17. Elizabeth (Betty) UNKNOWN

18. Richard BARTLETT. Born in Gloucestershire?.

Richard married Hannah UNKNOWN.
They had one known child ...
   9        i.       Mary Ann BARTLETT (1798 - 1887)
19. Hannah UNKNOWN. . Born in Gloucestershire?.

20. John STEPHENS. Born in 1760 in Glos.

John married Ann UNKNOWN.
They had the following children ...
 10       i.        Giles STEPHENS (1796 - 1869)
             ii.       Samual STEPHENS (b.1799)
             iii.      Ann STEPHENS (b.1803)
             iv.      Mary STEPHENS (b.1804)
21. Ann UNKNOWN. Born in 1760 in Glos?.

Who, What, When, Where?

o 1841 Census – Henry Lovesey (Ag Lab), Ann & family were living in the village of Cropthorne, Worcestershire. 

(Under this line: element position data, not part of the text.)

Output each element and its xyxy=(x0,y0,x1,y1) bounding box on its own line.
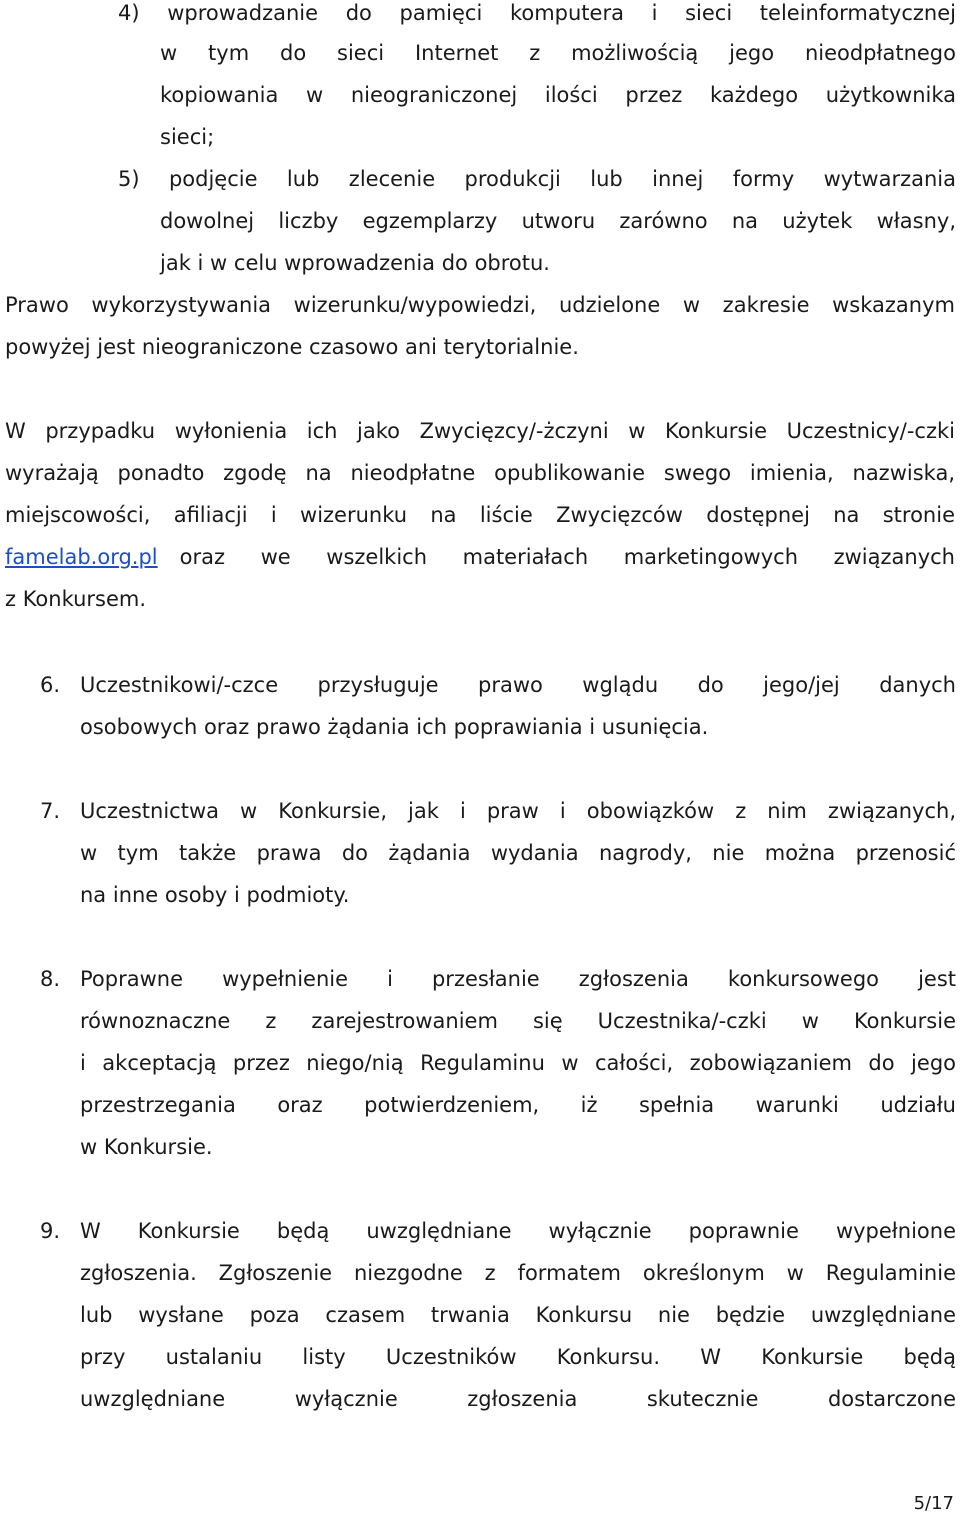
section-7-number: 7. xyxy=(40,799,61,823)
section-8-line-3: i akceptacją przez niego/nią Regulaminu w całości, zobowiązaniem do jego xyxy=(80,1051,956,1075)
section-8-line-4: przestrzegania oraz potwierdzeniem, iż spełnia warunki udziału xyxy=(80,1093,956,1117)
section-7-line-1: Uczestnictwa w Konkursie, jak i praw i obowiązków z nim związanych, xyxy=(80,799,956,823)
paragraph-winners-line-5: z Konkursem. xyxy=(5,587,147,611)
section-6-number: 6. xyxy=(40,673,61,697)
section-6-line-2: osobowych oraz prawo żądania ich poprawiania i usunięcia. xyxy=(80,715,709,739)
section-9-number: 9. xyxy=(40,1219,61,1243)
section-9-line-1: W Konkursie będą uwzględniane wyłącznie poprawnie wypełnione xyxy=(80,1219,956,1243)
paragraph-prawo-line-1: Prawo wykorzystywania wizerunku/wypowiedzi, udzielone w zakresie wskazanym xyxy=(5,293,955,317)
section-9-line-2: zgłoszenia. Zgłoszenie niezgodne z formatem określonym w Regulaminie xyxy=(80,1261,956,1285)
paragraph-winners-line-3: miejscowości, afiliacji i wizerunku na liście Zwycięzców dostępnej na stronie xyxy=(5,503,955,527)
paragraph-winners-line-4-rest: oraz we wszelkich materiałach marketingowych związanych xyxy=(179,545,955,569)
section-9-line-4: przy ustalaniu listy Uczestników Konkursu. W Konkursie będą xyxy=(80,1345,956,1369)
list-item-5-line-2: dowolnej liczby egzemplarzy utworu zarówno na użytek własny, xyxy=(160,209,956,233)
section-8-line-5: w Konkursie. xyxy=(80,1135,213,1159)
list-item-5-line-3: jak i w celu wprowadzenia do obrotu. xyxy=(160,251,550,275)
section-8-number: 8. xyxy=(40,967,61,991)
page-number: 5/17 xyxy=(913,1493,954,1514)
list-item-4-line-4: sieci; xyxy=(160,125,215,149)
paragraph-winners-line-4 xyxy=(5,544,955,570)
paragraph-winners-line-1: W przypadku wyłonienia ich jako Zwycięzcy/-żczyni w Konkursie Uczestnicy/-czki xyxy=(5,419,955,443)
section-9-line-3: lub wysłane poza czasem trwania Konkursu nie będzie uwzględniane xyxy=(80,1303,956,1327)
section-8-line-2: równoznaczne z zarejestrowaniem się Uczestnika/-czki w Konkursie xyxy=(80,1009,956,1033)
famelab-link[interactable]: famelab.org.pl xyxy=(5,545,158,569)
list-item-5-line-1: 5) podjęcie lub zlecenie produkcji lub innej formy wytwarzania xyxy=(118,167,956,191)
section-6-line-1: Uczestnikowi/-czce przysługuje prawo wglądu do jego/jej danych xyxy=(80,673,956,697)
section-7-line-2: w tym także prawa do żądania wydania nagrody, nie można przenosić xyxy=(80,841,956,865)
paragraph-winners-line-2: wyrażają ponadto zgodę na nieodpłatne opublikowanie swego imienia, nazwiska, xyxy=(5,461,955,485)
list-item-4-line-1: 4) wprowadzanie do pamięci komputera i sieci teleinformatycznej xyxy=(118,1,956,25)
section-7-line-3: na inne osoby i podmioty. xyxy=(80,883,350,907)
section-8-line-1: Poprawne wypełnienie i przesłanie zgłoszenia konkursowego jest xyxy=(80,967,956,991)
list-item-4-line-2: w tym do sieci Internet z możliwością jego nieodpłatnego xyxy=(160,41,956,65)
paragraph-prawo-line-2: powyżej jest nieograniczone czasowo ani terytorialnie. xyxy=(5,335,579,359)
list-item-4-line-3: kopiowania w nieograniczonej ilości przez każdego użytkownika xyxy=(160,83,956,107)
section-9-line-5: uwzględniane wyłącznie zgłoszenia skutecznie dostarczone xyxy=(80,1387,956,1411)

o 1851 Census – Henry Lovesey (Ag Lab), Ann & family were living in the Hamlet of Charlton in the Parish of Cropthorne, Worcs

o 1861 Census – Henry Lovesey (Ag Lab), Mary A & family were living in the Civil Parish of Charlton, Worcs

o 1871 Census – Henry Lovesey (Ag Lab) & Mary Ann were living in the home of son William & family in the Civil Parish of Cropthorne in the Town of Charlton, Worcs

o 1881 Census - Mary A Lovesey was widowed and living alone in the Cottage opp Church, Cropthorne, Worcs

o 1881 Census – William Lovesey (Ag Lab), Patience & family were living in the Cottage opp Vicarage, Cropthorne, Worcs

o 1887 - Ann Lovesey, widow of Henry Lovesey, Ag Lab of Cropthorne died aged 89 on 20 January of Old Age Certified at the Union Workhouse, Pershore. The informant was William Sherlock, Master of the Union Workhouse

o 1891 Census – William Lovesey (Ag Lab), Patience & family were living in the Cottage opp Vicarage, Cropthorne, Worcs

o 1901 Census – William Lovesey (retired Ag Lab), & Patience were living at The Den in Cropthorne, Worcs

o 1901 Census – Charles Lovesey (Railway Engine Stoker) and Sarah Jane were living at 17 Bond Street, Parish of St Nicholas, Kings Norton, Bournville, Worcestershire

o 1911 Census – Patience Lovesey (widowed) was living in Cropthorne, Worcs.